Nesse cenário, corpos trans passam a ocupar um lugar específico e perigoso: o da hipersexualização constante. A pornografia trans, em vez de representar diversidade, frequentemente transforma identidades em fetiches, reduzindo pessoas a categorias de consumo e apagando sua existência para além do desejo sexual.

No caso específico da pornografia trans, o problema se agrava quando o consumo não vem acompanhado de reflexão, informação ou contato humanizado com pessoas trans reais, reforçando estigmas ao invés de quebrá-los. O paradoxo é evidente: o mesmo ambiente que consome intensamente esses corpos é o que, fora da tela, os submete à exclusão, à violência e à negação de humanidade.

Políticas públicas: avanços pontuais e lacunas profundas

Apesar do diagnóstico amplamente conhecido, o Brasil ainda carece de políticas públicas eficazes para o enfrentamento da transfobia. O dossiê da Antra aponta a ausência de ações integradas nas áreas de segurança pública, saúde, educação e assistência social.

O acesso à saúde integral, incluindo atenção básica, saúde mental e cuidados específicos para pessoas trans, permanece desigual, especialmente fora dos grandes centros urbanos. Programas de proteção, acolhimento e geração de renda são insuficientes para romper o ciclo de vulnerabilidade.

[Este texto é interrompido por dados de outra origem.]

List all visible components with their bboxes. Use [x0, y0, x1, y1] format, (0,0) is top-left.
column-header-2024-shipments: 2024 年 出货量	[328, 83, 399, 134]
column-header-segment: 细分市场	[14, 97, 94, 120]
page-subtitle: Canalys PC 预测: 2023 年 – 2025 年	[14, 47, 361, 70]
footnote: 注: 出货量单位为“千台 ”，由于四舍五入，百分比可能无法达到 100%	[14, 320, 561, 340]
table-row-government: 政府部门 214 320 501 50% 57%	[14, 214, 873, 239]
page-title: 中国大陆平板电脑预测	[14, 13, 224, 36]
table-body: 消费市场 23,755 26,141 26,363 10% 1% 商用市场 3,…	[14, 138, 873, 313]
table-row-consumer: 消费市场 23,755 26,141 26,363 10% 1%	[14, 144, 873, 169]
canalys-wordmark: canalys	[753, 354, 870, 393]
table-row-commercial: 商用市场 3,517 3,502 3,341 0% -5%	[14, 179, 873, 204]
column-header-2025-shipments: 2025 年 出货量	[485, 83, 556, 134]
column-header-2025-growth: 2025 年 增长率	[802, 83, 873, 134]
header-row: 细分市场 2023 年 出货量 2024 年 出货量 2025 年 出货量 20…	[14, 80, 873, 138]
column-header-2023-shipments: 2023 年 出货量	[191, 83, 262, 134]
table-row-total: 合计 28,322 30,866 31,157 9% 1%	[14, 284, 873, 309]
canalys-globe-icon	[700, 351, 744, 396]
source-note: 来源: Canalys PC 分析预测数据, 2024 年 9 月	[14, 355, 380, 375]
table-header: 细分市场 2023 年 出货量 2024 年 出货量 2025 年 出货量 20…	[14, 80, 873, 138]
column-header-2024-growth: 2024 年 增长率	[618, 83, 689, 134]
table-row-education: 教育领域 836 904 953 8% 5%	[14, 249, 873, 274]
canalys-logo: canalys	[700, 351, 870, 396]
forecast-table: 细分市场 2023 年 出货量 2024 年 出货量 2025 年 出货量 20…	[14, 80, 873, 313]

Além disso, a falta de dados oficiais produzidos pelo Estado faz com que organizações da sociedade civil assumam a responsabilidade de monitorar mortes e violências. Quando esse trabalho não é feito, as vítimas simplesmente desaparecem das estatísticas oficiais.

Invisibilidade como política não declarada

O contraste entre os números de consumo e os índices de violência expõe um modelo de invisibilidade seletiva. Pessoas trans são amplamente consumidas no imaginário sexual, mas excluídas das narrativas de cidadania, dignidade e pertencimento social.

Essa invisibilidade não é neutra. Ela produz morte, legitima a impunidade e sustenta uma lógica onde o desejo não gera responsabilidade. O Brasil, ao mesmo tempo em que figura entre os maiores mercados de pornografia trans do mundo, falha em garantir o direito básico à vida dessa população.

Um paradoxo que exige enfrentamento

Os dados não apontam para um problema individual, mas para um fenômeno social complexo, atravessado por moralismo, repressão, racismo, desigualdade e omissão estatal. Enfrentar essa contradição exige mais do que campanhas pontuais: demanda educação sexual, políticas públicas efetivas, proteção jurídica e reconhecimento pleno da humanidade das pessoas trans.

Enquanto o desejo seguir confinado ao segredo e os direitos permanecerem negados, o Brasil continuará ocupando posições vergonhosas nos rankings globais — tanto de consumo quanto de morte.